Lo scorso mercoledì si è svolta una celebrazione nel Civic Center di Victoria Island, Lagos, dove gli ex dipendenti di Vanguard Nigeria si sono riuniti per onorare il loro ex mentore, Sam Amuka-Pemu, ampiamente conosciuto come Zio Sam. L'evento è servito sia come riunione che come il lancio ufficiale di un libro commemorativo che segna il 40° anniversario del giornale. I partecipanti hanno condiviso storie, espresso gratitudine e riflettuto sull'eredità di una delle figure più influenti del giornalismo nigeriano. Zio Sam, il patriarca della famiglia Vanguard, è stato visibilmente commosso dalla presenza di ex colleghi e protetti che avevano viaggiato da tutto il mondo per partecipare all'incontro.

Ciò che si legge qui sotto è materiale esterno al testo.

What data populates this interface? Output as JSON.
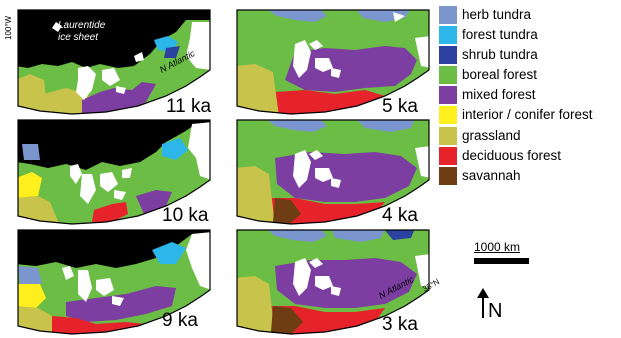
{
  "panels": [
    {
      "id": "11ka",
      "age": "11 ka"
    },
    {
      "id": "5ka",
      "age": "5 ka"
    },
    {
      "id": "10ka",
      "age": "10 ka"
    },
    {
      "id": "4ka",
      "age": "4 ka"
    },
    {
      "id": "9ka",
      "age": "9 ka"
    },
    {
      "id": "3ka",
      "age": "3 ka"
    }
  ],
  "map_labels": {
    "ice_sheet": "Laurentide ice sheet",
    "ice_sheet_line1": "Laurentide",
    "ice_sheet_line2": "ice sheet",
    "ocean_11ka": "N Atlantic",
    "ocean_3ka": "N Atlantic",
    "longitude": "100°W",
    "latitude": "38°N"
  },
  "legend": [
    {
      "label": "herb tundra",
      "color": "#7b96cf"
    },
    {
      "label": "forest tundra",
      "color": "#2cb6ea"
    },
    {
      "label": "shrub tundra",
      "color": "#2c42a0"
    },
    {
      "label": "boreal forest",
      "color": "#6bbd45"
    },
    {
      "label": "mixed forest",
      "color": "#7d3ea1"
    },
    {
      "label": "interior / conifer forest",
      "color": "#ffef1d"
    },
    {
      "label": "grassland",
      "color": "#c8c34a"
    },
    {
      "label": "deciduous forest",
      "color": "#e6232b"
    },
    {
      "label": "savannah",
      "color": "#6e3d14"
    }
  ],
  "scale": {
    "label": "1000 km"
  },
  "north_arrow": {
    "label": "N"
  },
  "colors": {
    "ice": "#000000",
    "lakes": "#ffffff",
    "ocean": "#ffffff",
    "border": "#000000"
  }
}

Molti di questi individui avevano trascorso anni lavorando sotto la sua guida, beneficiando della sua guida e della sua leadership. L'atmosfera era elettrica, piena di risate, nostalgia e un profondo senso di apprezzamento per l'impatto che ha avuto sul giornalismo nigeriano. L'evento ha riunito un gruppo eterogeneo di ospiti, tra cui personaggi di rilievo della politica, degli affari, della diplomazia e dei media. Tra di loro c'erano rappresentanti dell'ex capo di stato generale Ibrahim Babangida (in pensione), il professor Mohammed Yahaya Kuta dell'Università di Ibadan, gli ex governatori Olusegun Osoba, Rotimi Amaechi e Peter Obiechi.

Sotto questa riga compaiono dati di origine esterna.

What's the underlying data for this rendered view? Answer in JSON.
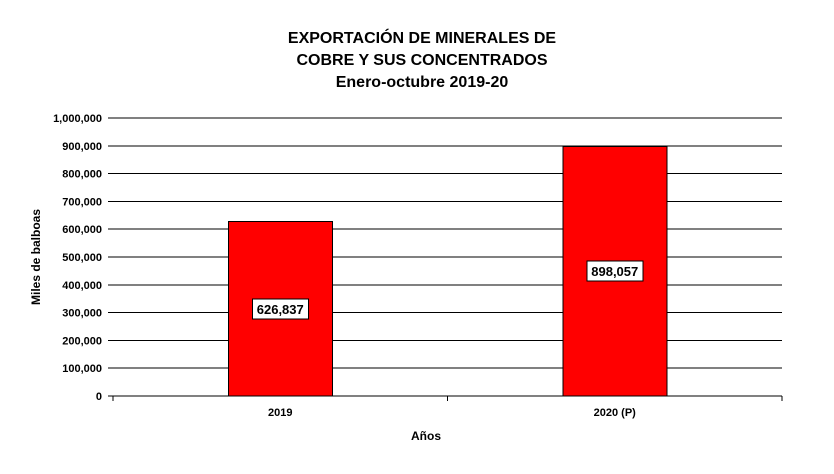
{
  "chart_data": {
    "type": "bar",
    "title_lines": [
      "EXPORTACIÓN DE MINERALES DE",
      "COBRE Y SUS CONCENTRADOS",
      "Enero-octubre 2019-20"
    ],
    "categories": [
      "2019",
      "2020 (P)"
    ],
    "values": [
      626837,
      898057
    ],
    "data_labels": [
      "626,837",
      "898,057"
    ],
    "xlabel": "Años",
    "ylabel": "Miles de balboas",
    "ylim": [
      0,
      1000000
    ],
    "yticks": [
      0,
      100000,
      200000,
      300000,
      400000,
      500000,
      600000,
      700000,
      800000,
      900000,
      1000000
    ],
    "ytick_labels": [
      "0",
      "100,000",
      "200,000",
      "300,000",
      "400,000",
      "500,000",
      "600,000",
      "700,000",
      "800,000",
      "900,000",
      "1,000,000"
    ],
    "grid": true,
    "legend": "none",
    "bar_color": "#ff0000"
  }
}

Sono presenti anche personalità dei media come il principe Nduka Obaigbena, editore di This Day e fondatore di Arise News TV, e il compagno Joe Ajaero, presidente del Nigeria Labour Congress e ex membro dello staff di Vanguard.
Osoba ha notato che Amuka si era avventurato brevemente nel settore della pesca dopo aver lasciato The Punch, ma alla fine è tornato al giornalismo, la sua vera vocazione. Ha sottolineato l'impegno di Uncle Sam nel mantenere l'indipendenza editoriale di Vanguard, anche durante i periodi politicamente sensibili, come la campagna elettorale del 2023, quando l'APC avrebbe espresso insoddisfazione per la posizione del giornale. Osoba ha descritto Uncle Sam come un "generalissimo del giornalismo in Nigeria", sottolineando la sua influenza e dedizione al campo.
Le sue osservazioni sono state seguite da una serie di omaggi da parte di altri partecipanti, ognuno dei quali ha condiviso aneddoti personali ed ha espresso ammirazione per il personaggio e i contributi dello Zio Sam nel panorama mediatico.
Ogunnleye ha evidenziato come il libro sia un testamento dello sforzo collettivo dei giovani giornalisti che hanno osato uscire dalle loro zone di comfort per perseguire una visione condivisa. Ha parlato dei sacrifici fatti e della determinazione necessaria per costruire un'eredità nel giornalismo, sottolineando l'importanza dell'unità e dello scopo nel raggiungere grandi cose. Il libro, inizialmente previsto per l'uscita nel 2024 per coincidere con il 40 ° anniversario di Vanguard, offre ai lettori uno sguardo completo sulla traiettoria storica della Nigeria attraverso la lente di uno dei giornali più rispettati del paese.
La sua pubblicazione segna una pietra miliare significativa nel preservare il patrimonio giornalistico della nazione e nell'onorare i contributi di coloro che hanno plasmato il suo panorama mediatico.